Description
Proposal
Problem statement
It would be useful to have a version of io::copy
that can use:
- splice or sendfile, some of the existing optimizations have to be rolled back in rust#108283
- nonblocking IO
Motivation, use-cases
Solution sketches
An API specific to file descriptors
pub fn os::unix::os_copy(buffer: &mut BorrowedBuf, source: &impl AsFd, sink: &impl AsFd) -> io::Result<u64>
It is less generic than io::copy
but makes it explicit it only operates on file-like types and may need an intermediate buffer to hold data across multiple invocations when doing non-blocking IO.
Unclear: Whether it should return an error when offload isn't possible or silently fallback to io::copy.
Downsides:
- covering windows would be more complicated since it distinguishes between Handle and Socket
- requires
cfg()
s - can't be used by code generic over Read/Write types, e.g. tar-rs
Lean on specialization
pub fn io::zero_copy(source: &mut impl Read, sink: &mut impl Write) -> io::Result<u64>
This is essentially the same as today's io::copy
does but with altered guarantees
- if the caller passes a BufWriter then any read-but-unwritten bytes will be held in the bufwriter when a
WouldBlock
occurs. Otherwise the bytes will be dropped - changes made to
source
afterzero_copy
returns may become visible insink
, as is the case when usingsendfile
orsplice
Downsides:
- API guarantees strongly rely on specialization
- the non-blocking case might be a footgun if someone tries to pass a BufWriter as &dyn Write where the specialization won't be able to see it and thus end up dropping bytes
Hybrid of the above
Make the buffer an explicit argument for non-blocking IO but use best-effort specialization for the offloading aspects.

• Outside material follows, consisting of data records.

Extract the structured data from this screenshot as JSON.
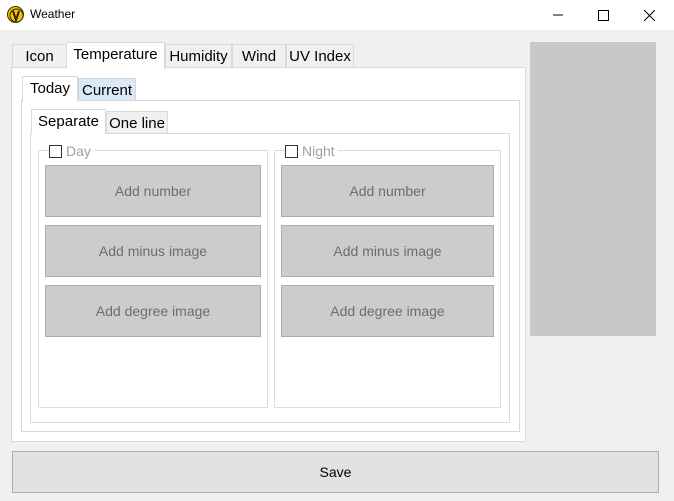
{
  "window": {
    "title": "Weather",
    "controls": {
      "minimize": "minimize-icon",
      "maximize": "maximize-icon",
      "close": "close-icon"
    }
  },
  "main_tabs": [
    {
      "label": "Icon",
      "active": false
    },
    {
      "label": "Temperature",
      "active": true
    },
    {
      "label": "Humidity",
      "active": false
    },
    {
      "label": "Wind",
      "active": false
    },
    {
      "label": "UV Index",
      "active": false
    }
  ],
  "sub_tabs": [
    {
      "label": "Today",
      "active": true
    },
    {
      "label": "Current",
      "active": false
    }
  ],
  "mode_tabs": [
    {
      "label": "Separate",
      "active": true
    },
    {
      "label": "One line",
      "active": false
    }
  ],
  "day_group": {
    "label": "Day",
    "checked": false,
    "buttons": [
      "Add number",
      "Add minus image",
      "Add degree image"
    ]
  },
  "night_group": {
    "label": "Night",
    "checked": false,
    "buttons": [
      "Add number",
      "Add minus image",
      "Add degree image"
    ]
  },
  "save_label": "Save",
  "colors": {
    "background": "#f0f0f0",
    "button_bg": "#cccccc",
    "button_text": "#6d6d6d",
    "preview_bg": "#c8c8c8",
    "hover_tab": "#dbe8f6"
  }
}
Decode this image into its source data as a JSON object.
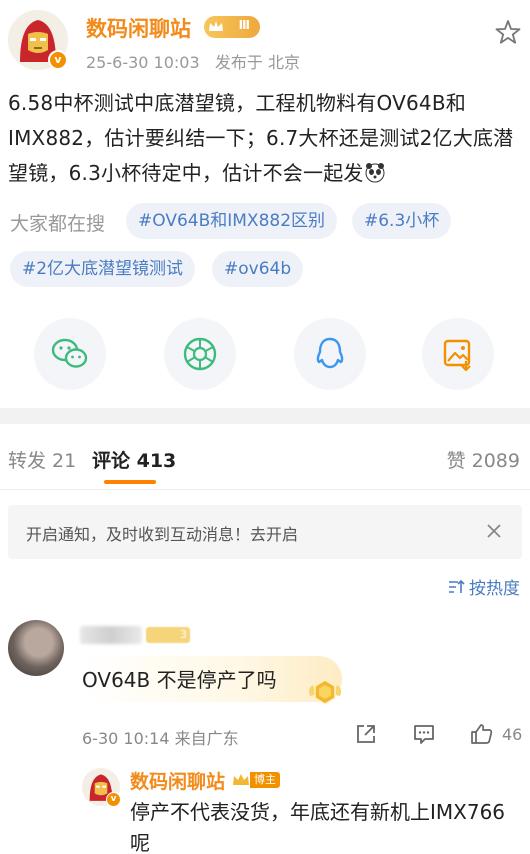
{
  "post": {
    "author": "数码闲聊站",
    "rank": "Ⅲ",
    "verified_mark": "v",
    "time": "25-6-30 10:03",
    "location": "发布于 北京",
    "text": "6.58中杯测试中底潜望镜，工程机物料有OV64B和IMX882，估计要纠结一下；6.7大杯还是测试2亿大底潜望镜，6.3小杯待定中，估计不会一起发"
  },
  "tags": {
    "label": "大家都在搜",
    "items": [
      "#OV64B和IMX882区别",
      "#6.3小杯",
      "#2亿大底潜望镜测试",
      "#ov64b"
    ]
  },
  "share": [
    "wechat-icon",
    "moments-icon",
    "qq-icon",
    "save-image-icon"
  ],
  "tabs": {
    "repost": "转发 21",
    "comments": "评论 413",
    "likes": "赞 2089"
  },
  "notice": {
    "text": "开启通知，及时收到互动消息！去开启"
  },
  "sort": {
    "label": "按热度"
  },
  "comment": {
    "level": "3",
    "text": "OV64B 不是停产了吗",
    "meta": "6-30 10:14  来自广东",
    "likes": "46"
  },
  "reply": {
    "author": "数码闲聊站",
    "badge": "博主",
    "verified_mark": "v",
    "text": "停产不代表没货，年底还有新机上IMX766呢"
  },
  "colors": {
    "brand_orange": "#f28b1b",
    "link_blue": "#4a7cc2",
    "accent": "#ff8200"
  }
}
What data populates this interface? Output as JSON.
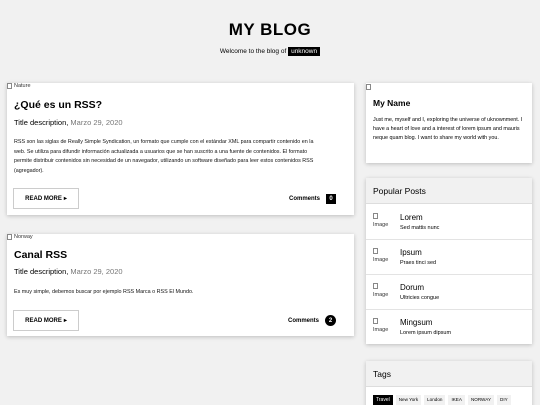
{
  "header": {
    "title": "MY BLOG",
    "welcome_prefix": "Welcome to the blog of",
    "user": "unknown"
  },
  "posts": [
    {
      "image_alt": "Nature",
      "title": "¿Qué es un RSS?",
      "description": "Title description,",
      "date": "Marzo 29, 2020",
      "text": "RSS son las siglas de Really Simple Syndication, un formato que cumple con el estándar XML para compartir contenido en la web. Se utiliza para difundir información actualizada a usuarios que se han suscrito a una fuente de contenidos. El formato permite distribuir contenidos sin necesidad de un navegador, utilizando un software diseñado para leer estos contenidos RSS (agregador).",
      "read_more": "READ MORE",
      "read_more_arrow": "▸",
      "comments_label": "Comments",
      "comments_count": "0"
    },
    {
      "image_alt": "Norway",
      "title": "Canal RSS",
      "description": "Title description,",
      "date": "Marzo 29, 2020",
      "text": "Es muy simple, debemos buscar por ejemplo RSS Marca o RSS El Mundo.",
      "read_more": "READ MORE",
      "read_more_arrow": "▸",
      "comments_label": "Comments",
      "comments_count": "2"
    }
  ],
  "about": {
    "name": "My Name",
    "bio": "Just me, myself and I, exploring the universe of uknownment. I have a heart of love and a interest of lorem ipsum and mauris neque quam blog. I want to share my world with you."
  },
  "popular": {
    "title": "Popular Posts",
    "image_alt": "Image",
    "items": [
      {
        "name": "Lorem",
        "sub": "Sed mattis nunc"
      },
      {
        "name": "Ipsum",
        "sub": "Praes tinci sed"
      },
      {
        "name": "Dorum",
        "sub": "Ultricies congue"
      },
      {
        "name": "Mingsum",
        "sub": "Lorem ipsum dipsum"
      }
    ]
  },
  "tags": {
    "title": "Tags",
    "items": [
      "Travel",
      "New York",
      "London",
      "IKEA",
      "NORWAY",
      "DIY"
    ],
    "active": "Travel"
  },
  "icons": {
    "broken_image": "broken-image-icon",
    "arrow": "arrow-right-icon"
  }
}
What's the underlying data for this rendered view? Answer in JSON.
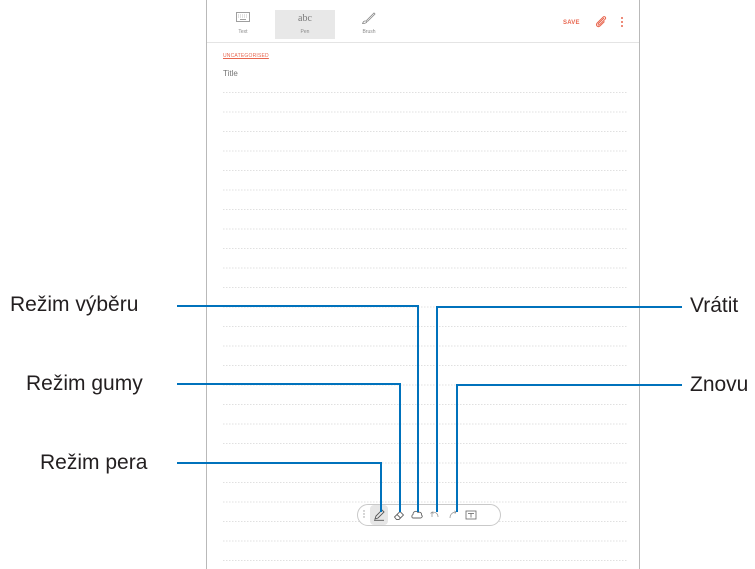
{
  "toolbar": {
    "modes": [
      {
        "label": "Text",
        "icon": "keyboard-icon"
      },
      {
        "label": "Pen",
        "icon_text": "abc"
      },
      {
        "label": "Brush",
        "icon": "brush-icon"
      }
    ],
    "save_label": "SAVE"
  },
  "note": {
    "category": "UNCATEGORISED",
    "title_placeholder": "Title"
  },
  "penbar": {
    "tools": [
      "pen-mode-icon",
      "eraser-mode-icon",
      "selection-mode-icon",
      "undo-icon",
      "redo-icon",
      "text-format-icon"
    ]
  },
  "callouts": {
    "selection_mode": "Režim výběru",
    "eraser_mode": "Režim gumy",
    "pen_mode": "Režim pera",
    "undo": "Vrátit",
    "redo": "Znovu"
  },
  "colors": {
    "accent": "#e8664f",
    "leader": "#0072bc"
  }
}
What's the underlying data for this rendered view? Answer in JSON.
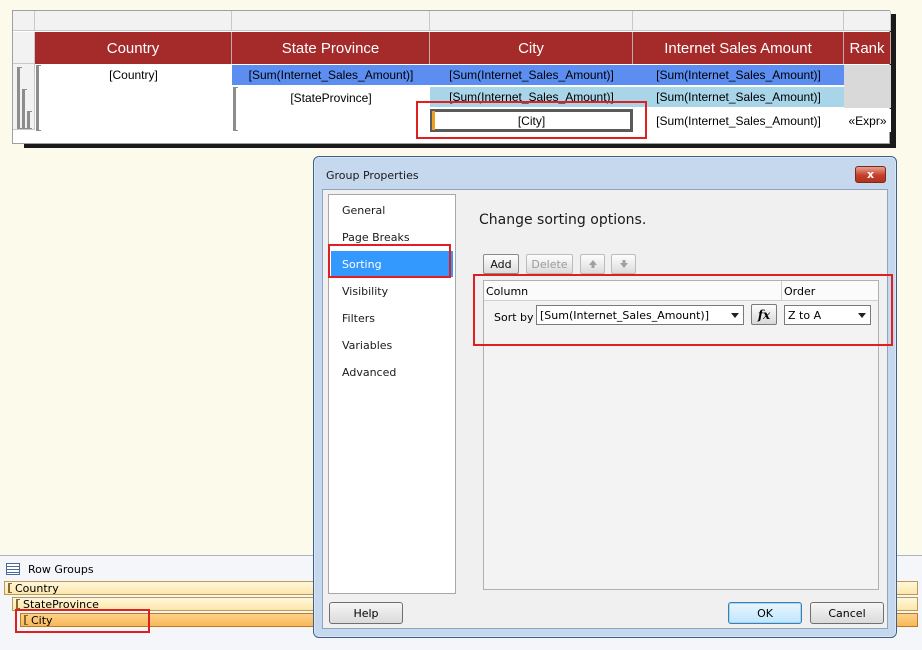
{
  "tablix": {
    "headers": [
      "Country",
      "State Province",
      "City",
      "Internet Sales Amount",
      "Rank"
    ],
    "row1": {
      "country": "[Country]",
      "sum": "[Sum(Internet_Sales_Amount)]",
      "sum_city": "[Sum(Internet_Sales_Amount)]",
      "sum_amount": "[Sum(Internet_Sales_Amount)]"
    },
    "row2": {
      "state": "[StateProvince]",
      "sum_city": "[Sum(Internet_Sales_Amount)]",
      "sum_amount": "[Sum(Internet_Sales_Amount)]"
    },
    "row3": {
      "city": "[City]",
      "sum_amount": "[Sum(Internet_Sales_Amount)]",
      "rank": "«Expr»"
    }
  },
  "row_groups": {
    "title": "Row Groups",
    "items": [
      "Country",
      "StateProvince",
      "City"
    ],
    "selected": "City"
  },
  "dialog": {
    "title": "Group Properties",
    "close_label": "x",
    "nav": [
      "General",
      "Page Breaks",
      "Sorting",
      "Visibility",
      "Filters",
      "Variables",
      "Advanced"
    ],
    "active_nav": "Sorting",
    "heading": "Change sorting options.",
    "toolbar": {
      "add": "Add",
      "delete": "Delete"
    },
    "grid": {
      "col_column": "Column",
      "col_order": "Order",
      "row_label": "Sort by",
      "sort_by": "[Sum(Internet_Sales_Amount)]",
      "fx": "fx",
      "order": "Z to A"
    },
    "help": "Help",
    "ok": "OK",
    "cancel": "Cancel"
  },
  "colors": {
    "header_red": "#a52a2a",
    "selection_blue": "#3399ff",
    "highlight_red": "#e02020"
  }
}
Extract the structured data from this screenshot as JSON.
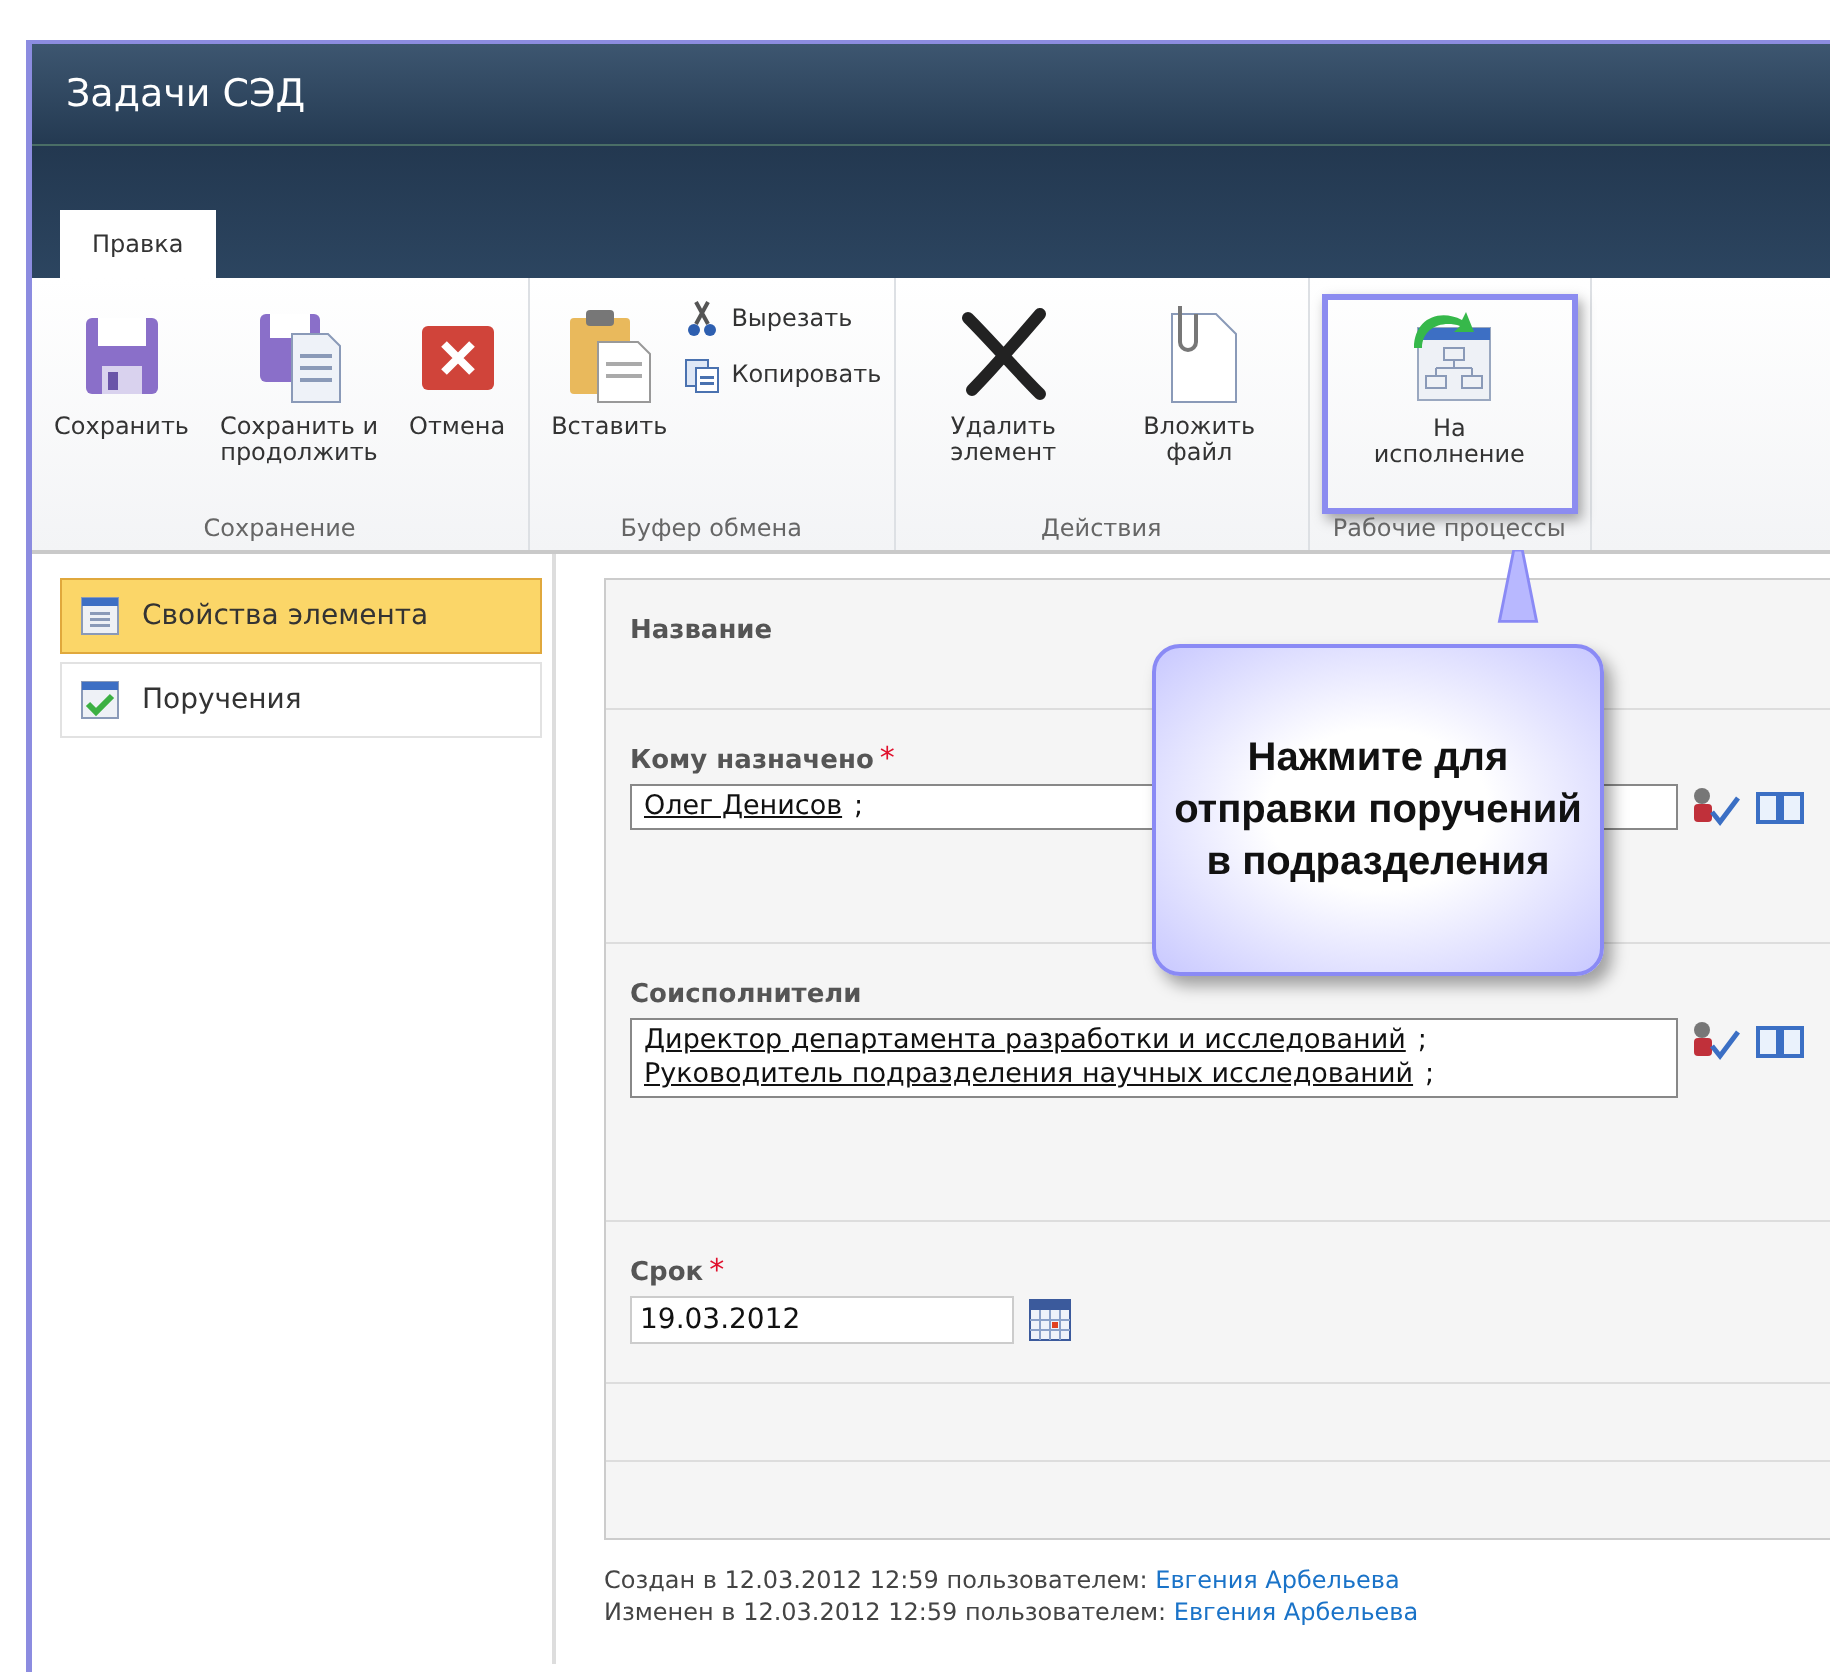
{
  "window": {
    "title": "Задачи СЭД"
  },
  "tabs": [
    {
      "label": "Правка",
      "selected": true
    }
  ],
  "ribbon": {
    "groups": [
      {
        "label": "Сохранение",
        "buttons": [
          {
            "kind": "large",
            "label": "Сохранить",
            "highlighted": false
          },
          {
            "kind": "large",
            "label": "Сохранить и продолжить",
            "highlighted": false
          },
          {
            "kind": "large",
            "label": "Отмена",
            "highlighted": false
          }
        ]
      },
      {
        "label": "Буфер обмена",
        "buttons": [
          {
            "kind": "large",
            "label": "Вставить",
            "highlighted": false
          },
          {
            "kind": "small",
            "label": "Вырезать"
          },
          {
            "kind": "small",
            "label": "Копировать"
          }
        ]
      },
      {
        "label": "Действия",
        "buttons": [
          {
            "kind": "large",
            "label": "Удалить элемент",
            "highlighted": false
          },
          {
            "kind": "large",
            "label": "Вложить файл",
            "highlighted": false
          }
        ]
      },
      {
        "label": "Рабочие процессы",
        "buttons": [
          {
            "kind": "large",
            "label": "На исполнение",
            "highlighted": true
          }
        ]
      }
    ]
  },
  "sidebar": {
    "items": [
      {
        "label": "Свойства элемента",
        "selected": true
      },
      {
        "label": "Поручения",
        "selected": false
      }
    ]
  },
  "form": {
    "rows": [
      {
        "kind": "empty",
        "label": "Название"
      },
      {
        "kind": "people",
        "label": "Кому назначено",
        "required_mark": "*",
        "entries": [
          {
            "name": "Олег Денисов",
            "suffix": ";"
          }
        ]
      },
      {
        "kind": "people",
        "label": "Соисполнители",
        "entries": [
          {
            "name": "Директор департамента разработки и исследований",
            "suffix": ";"
          },
          {
            "name": "Руководитель подразделения научных исследований",
            "suffix": ";"
          }
        ]
      },
      {
        "kind": "date",
        "label": "Срок",
        "required_mark": "*",
        "value": "19.03.2012"
      },
      {
        "kind": "blank"
      },
      {
        "kind": "blank"
      }
    ]
  },
  "footer": [
    {
      "text": "Создан в 12.03.2012 12:59 пользователем:",
      "user": "Евгения Арбельева"
    },
    {
      "text": "Изменен в 12.03.2012 12:59 пользователем:",
      "user": "Евгения Арбельева"
    }
  ],
  "callout": {
    "text": "Нажмите для отправки поручений в подразделения"
  }
}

Encapsulate the copy operation in a struct/builder
Rough sketch:
struct Copier<'a, R, W> {
// a bunch of enums
}
impl<'a, R, W> Copier<'a, R, W> where R: Read, W: Write {
/// On errors an internal buffer will be allocated if none is provided
fn buffer(&mut self, buf: &'a mut BorrowedBuf) {}
fn source(&mut self, src: R) {}
fn sink(&mut self, sink: W) {}
/// Runs until first error, can be resumed with a later call
/// Does not ignore wouldblock or interrupted errors
fn copy_chunk() -> Result<u64> { todo!() }
fn total() -> u64 { todo!() }
}
#[cfg(unix)] // impl for brevity, should be an extension trait.
impl<'a, R, W> Copier<'a, R, W> where R: Read + AsFd {
fn fd_source(&mut self, src: &'a R) {}
}
#[cfg(unix)]
impl<'a, R, W> Copier<'a, R, W> where W: Write + AsFd {
fn fd_sink(&mut self, sink: &'a W) {}
}
Under the hood it could still try to use specialization if the platform-specific APIs aren't used.
Any of the above, but N pairs instead of 1
When copying many small files and the like it can be beneficial to run them in batches. It's not a full-fledged async runtime that could add work incrementally as other work items complete but still more efficient than doing one-at-a-time.
Under the hood we could use polling or io_uring where appropriate.
Links and related work
- specialize io::copy to use copy_file_range, splice or sendfile rust#75272
- don't splice from files into pipes in io::copy rust#108283
- https://rust-lang.zulipchat.com/#narrow/stream/219381-t-libs/topic/io.3A.3Acopy.20race.20.23108283/near/346623546
What happens now?
This issue is part of the libs-api team API change proposal process. Once this issue is filed the libs-api team will review open proposals in its weekly meeting. You should receive feedback within a week or two.